The Oxford, Ala., City Council is considering repealing a controversial ordinance it approved last week, imposing fines and jail terms on transgender people for using public restrooms that match their gender identity.
The council will hold a special meeting at 2:30 p.m. Wednesday "to discuss potentially recalling" the ordinance, reports AL.com, a website for several Alabama newspapers.
The ordinance calls for a $500 file and a jail term of up to six months for using a public restroom or locker room not designated for the gender on a person's birth certificate. The council approved it unanimously in response to big-box retailer Target's recent announcement that its customers and employees are free to use the facilities that comport with their gender identity. Target's announcement, in turn, was a response to the anti-trans House Bill 2 passed in North Carolina in March, which among other things bars trans people from using facilities appropriate for their gender identity, if those are located in government buildings.
In passing the Oxford law, council members drew on the debunked claim that allowing trans people to use restrooms matching their gender identity somehow creates a danger. The council adopted the measure "not out of concerns for the 0.3 percent of the population who identify as transgender," but "to protect our women and children," Steven Waits (pictured above), president of the body, said at the time.
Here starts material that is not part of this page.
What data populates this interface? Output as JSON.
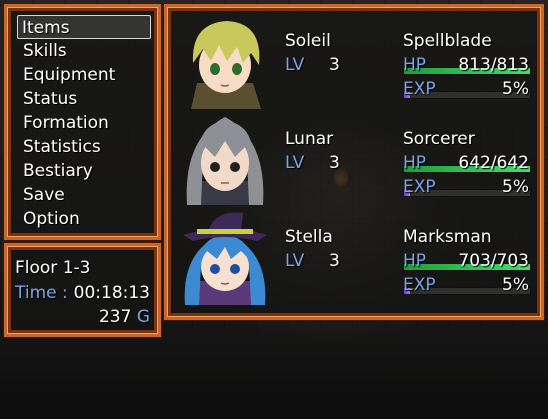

In reality, though more than 200 localities have trans-inclusive nondiscrimination policies on the books, there has never been a single verified report of a transgender person assaulting a cisgender (nontrans) person in a restroom, nor has there ever been a confirmed report of someone "pretending" to be transgender to gain access to sex-segregated spaces with nefarious purposes.
The American Civil Liberties Union's Alabama affiliate is considering a legal challenge to the Oxford ordinance, and a rally to protest the law is scheduled for Saturday, AL.com reports.